Todos los días Gabriel bombardeaba a su abuelo con preguntas sobre la existencia, sobre la vida y la muerte, acerca de las personas que parecían sufrir tanto aún teniéndolo todo. ¿A quién se le ocurrió inventar las lágrimas, abuelo? ¿La Luna es el ojo nocturno de Dios? ¿Porqué si el oro causa tanta desgracia entre los hombres, no se le entierra para siempre en alguna fosa del desierto?
El excoronel respondía siempre con amenas fábulas y sencillas historias con moraleja que, sin saberlo, conformarían la principal influencia literaria de la obra futura de su nieto.

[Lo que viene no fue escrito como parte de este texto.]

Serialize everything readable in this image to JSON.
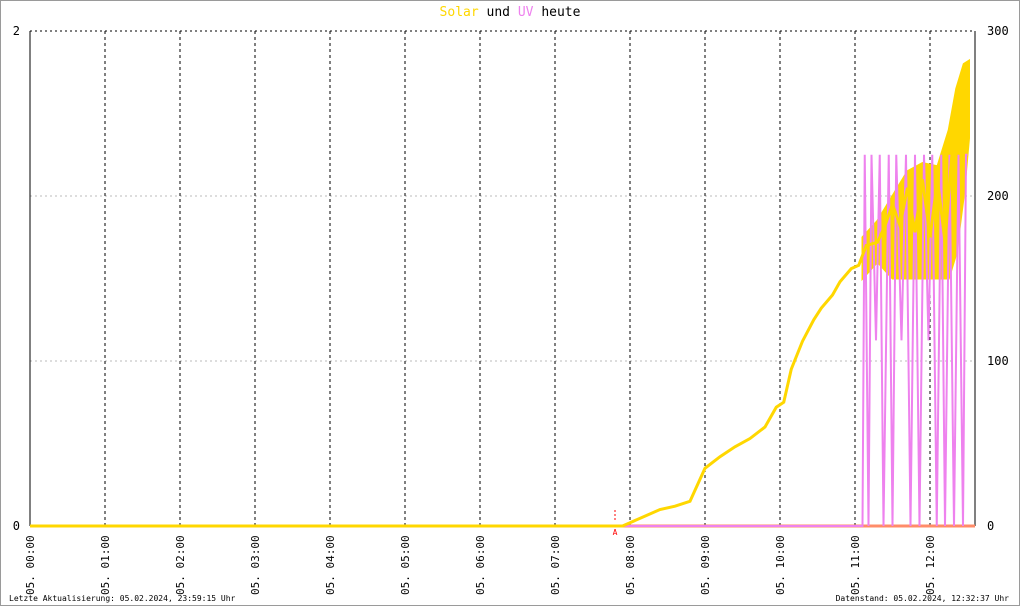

Los casi 10 años que Gabriel creció en compañía del viejo serían, según confesó, responsables de saber el ABC de la naturaleza humana, con todas sus alegrías, sus odios, sus pasiones y su curiosidad por surcar mares y explorar territorios inhóspitos.

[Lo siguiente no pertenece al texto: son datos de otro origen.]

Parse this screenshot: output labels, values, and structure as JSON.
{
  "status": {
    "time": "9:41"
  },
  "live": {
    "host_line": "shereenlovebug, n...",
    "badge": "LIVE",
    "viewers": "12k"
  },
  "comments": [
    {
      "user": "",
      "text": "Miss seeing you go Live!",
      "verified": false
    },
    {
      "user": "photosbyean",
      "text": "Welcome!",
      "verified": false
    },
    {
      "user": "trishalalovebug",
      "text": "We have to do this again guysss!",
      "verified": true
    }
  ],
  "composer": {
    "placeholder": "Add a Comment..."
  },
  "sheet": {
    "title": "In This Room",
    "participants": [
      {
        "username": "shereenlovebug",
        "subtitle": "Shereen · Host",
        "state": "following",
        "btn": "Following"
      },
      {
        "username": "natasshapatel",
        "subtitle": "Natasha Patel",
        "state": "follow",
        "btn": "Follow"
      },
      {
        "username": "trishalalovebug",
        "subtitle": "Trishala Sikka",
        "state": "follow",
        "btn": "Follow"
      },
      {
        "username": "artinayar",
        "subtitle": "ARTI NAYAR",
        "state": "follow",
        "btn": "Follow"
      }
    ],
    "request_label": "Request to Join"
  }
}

El joven Gabriel extrañó la ausencia de su abuelo en la adolescencia cuando fue enviado a dos internados para cursar la educación básica y el bachillerato, echando de menos la cálida brisa de Aracataca.
El joven Gabriel se refugió en los libros de aventuras, como Viaje al centro de la Tierra, Veinte mil leguas de viaje submarino, De la Tierra a la Luna, Moby Dick, pero sobre todo en los universos de Emilio Salgari, a quien reconoció muchas veces como su primer amigo cálido e incondicional en esa etapa que pasó del bachillerato a la universidad.
En las tabernas cercanas a la facultad conocería a jóvenes poetas, artistas, bohemios e idealistas, como Álvaro Mutis, Plinio Apuleyo y Camilo Torres, quienes lo animarían a darle cauce a esos cuentos a los que todas las noches dedicaba un par de horas.
Irónicamente sus primeros escritos serían confiscados y quemados por la policía tras inspeccionar la pensión de estudiante donde vivía a causa de los convulsos años políticos y de guerrillas que se vivían en Colombia. Sin embargo se salvaron los borradores de algunos relatos y el esbozo de una novela a la que en principio tituló La casa y que años más tarde sería conocida como La hojarasca.
Gabriel García Márquez decidió abandonar la carrera de Derecho y dedicarse de lleno a la escritura. Entró a trabajar como reportero a los diarios El Universal y El Heraldo de Barranquilla. A la par de su paso por las redacciones, Gabriel devoraba libros comprados y prestados de Albert Camus, James Joyce, Ernest Hemingway, Franz Kafka y William Faulkner, que igual que torres babilónicas se acumulaban en su pequeño cuarto de una pensión atestada de ratones, cucarachas y chinches.